Les passionnés de faune et de flore tropicales seraient enchantés de
vivre dans cette jungle !
Ce biome planté entre 1989 et 1991 est aujourd'hui partiellement parvenu à
maturité et présente un patchwork complexe de différentes espèces végétales
tropicales présentant des canopies variées qui sont autant d'éléments idéaux
pour mesurer les différentes composantes des activités photosynthétiques.
La forêt
pluvieuse est divisée en deux secteurs : les terres basses et la forêt
pluvieuse supérieure.

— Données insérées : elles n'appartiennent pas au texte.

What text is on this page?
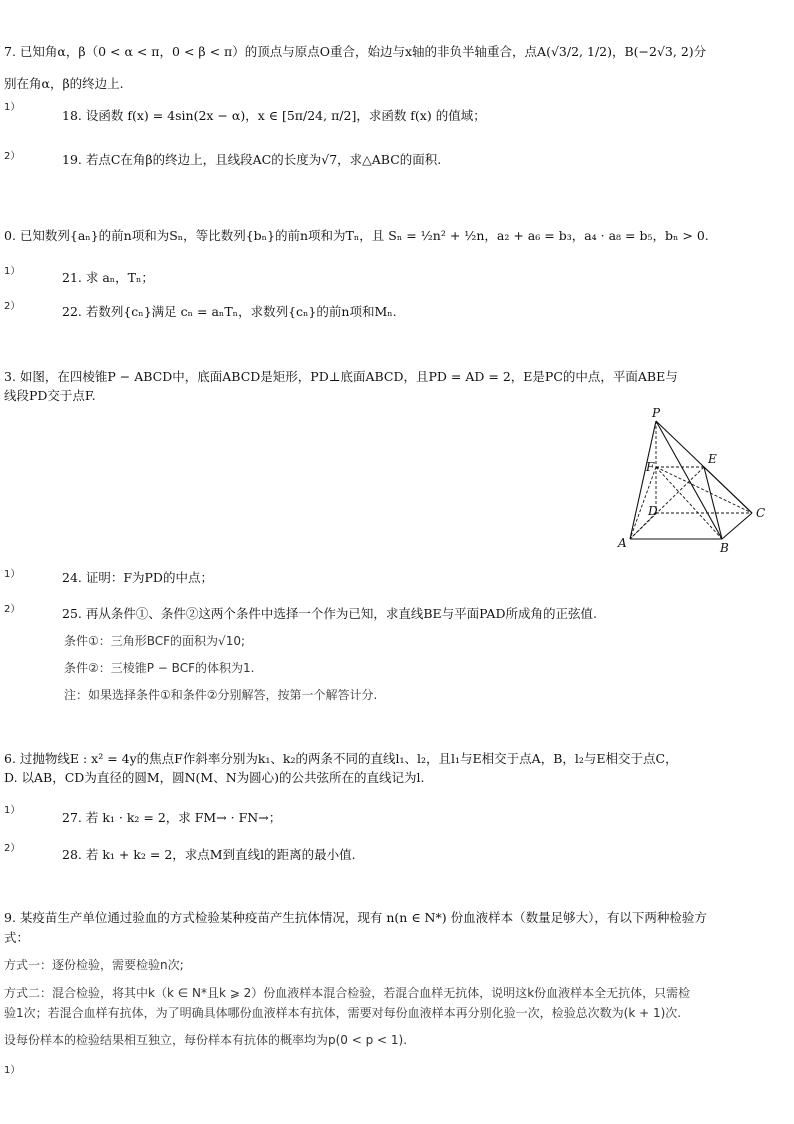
7. 已知角α，β（0 < α < π，0 < β < π）的顶点与原点O重合，始边与x轴的非负半轴重合，点A(√3/2, 1/2)，B(−2√3, 2)分
别在角α，β的终边上.
1）
18. 设函数 f(x) = 4sin(2x − α)，x ∈ [5π/24, π/2]，求函数 f(x) 的值域；
2）	19. 若点C在角β的终边上，且线段AC的长度为√7，求△ABC的面积.
0. 已知数列{aₙ}的前n项和为Sₙ，等比数列{bₙ}的前n项和为Tₙ，且 Sₙ = ½n² + ½n，a₂ + a₆ = b₃，a₄ · a₈ = b₅，bₙ > 0.
1）	21. 求 aₙ，Tₙ；
2）	22. 若数列{cₙ}满足 cₙ = aₙTₙ，求数列{cₙ}的前n项和Mₙ.
3. 如图，在四棱锥P − ABCD中，底面ABCD是矩形，PD⊥底面ABCD，且PD = AD = 2，E是PC的中点，平面ABE与
线段PD交于点F.
P
E
F
D	C
A	B
1）	24. 证明：F为PD的中点；
2）	25. 再从条件①、条件②这两个条件中选择一个作为已知，求直线BE与平面PAD所成角的正弦值.
条件①：三角形BCF的面积为√10;
条件②：三棱锥P − BCF的体积为1.
注：如果选择条件①和条件②分别解答，按第一个解答计分.
6. 过抛物线E : x² = 4y的焦点F作斜率分别为k₁、k₂的两条不同的直线l₁、l₂，且l₁与E相交于点A，B，l₂与E相交于点C，
D. 以AB，CD为直径的圆M，圆N(M、N为圆心)的公共弦所在的直线记为l.
1）	27. 若 k₁ · k₂ = 2，求 FM→ · FN→；
2）	28. 若 k₁ + k₂ = 2，求点M到直线l的距离的最小值.
9. 某疫苗生产单位通过验血的方式检验某种疫苗产生抗体情况，现有 n(n ∈ N*) 份血液样本（数量足够大），有以下两种检验方
式：
方式一：逐份检验，需要检验n次;
方式二：混合检验，将其中k（k ∈ N*且k ⩾ 2）份血液样本混合检验，若混合血样无抗体，说明这k份血液样本全无抗体，只需检
验1次；若混合血样有抗体，为了明确具体哪份血液样本有抗体，需要对每份血液样本再分别化验一次，检验总次数为(k + 1)次.
设每份样本的检验结果相互独立，每份样本有抗体的概率均为p(0 < p < 1).
1）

C'est dans cette dernière zone qu'une petite
montagne équipée d'un station panoramique a été érigée pour
le public. Cette Vista a été baptisée "Tepui".
Cette forêt
pluvieuse à échelle réduite est comparable aux forêts d'Amazonie
(Arain et al., 2000). Des expériences (Lin et al., 1998, 1999) ont prouvé
l'utilité de ce biome et ont malheureusement démontré que la forêt
pluvieuse, si elle permet de régénérer le gaz carbonique ambiant en
limitant sa concentration, serait saturée en gaz carbonique au milieu du
XXIe
siècle.
L'agro-sylviculture
À l'origine le biome d'agriculture
intensive fonctionnait en système clos (B.Marino et
al., 1999). Aujourd'hui le biome de sylviculture (IFB) couvre environ
2 km2,
il dispose d'un volume d'air de 35000 m3 et d'un volume de terre d'environ
2000 m3.
Le
sous-sol présente une épaisseur d'environ 1m et est maintenu à l'image
d'une prairie fertile (Torbert et Johnson, 2001). Ce biome est divisé
en 3 chambres de 33 x 17 m disposant chacune de ses
propres moyens de contrôles : des systèmes de contrôle du gaz
carbonique, de contrôles environnementaux, de sondes (température,
humidité relative, lumière et humidité du sol) et de système de
surveillance continu des gaz à l'état de trace.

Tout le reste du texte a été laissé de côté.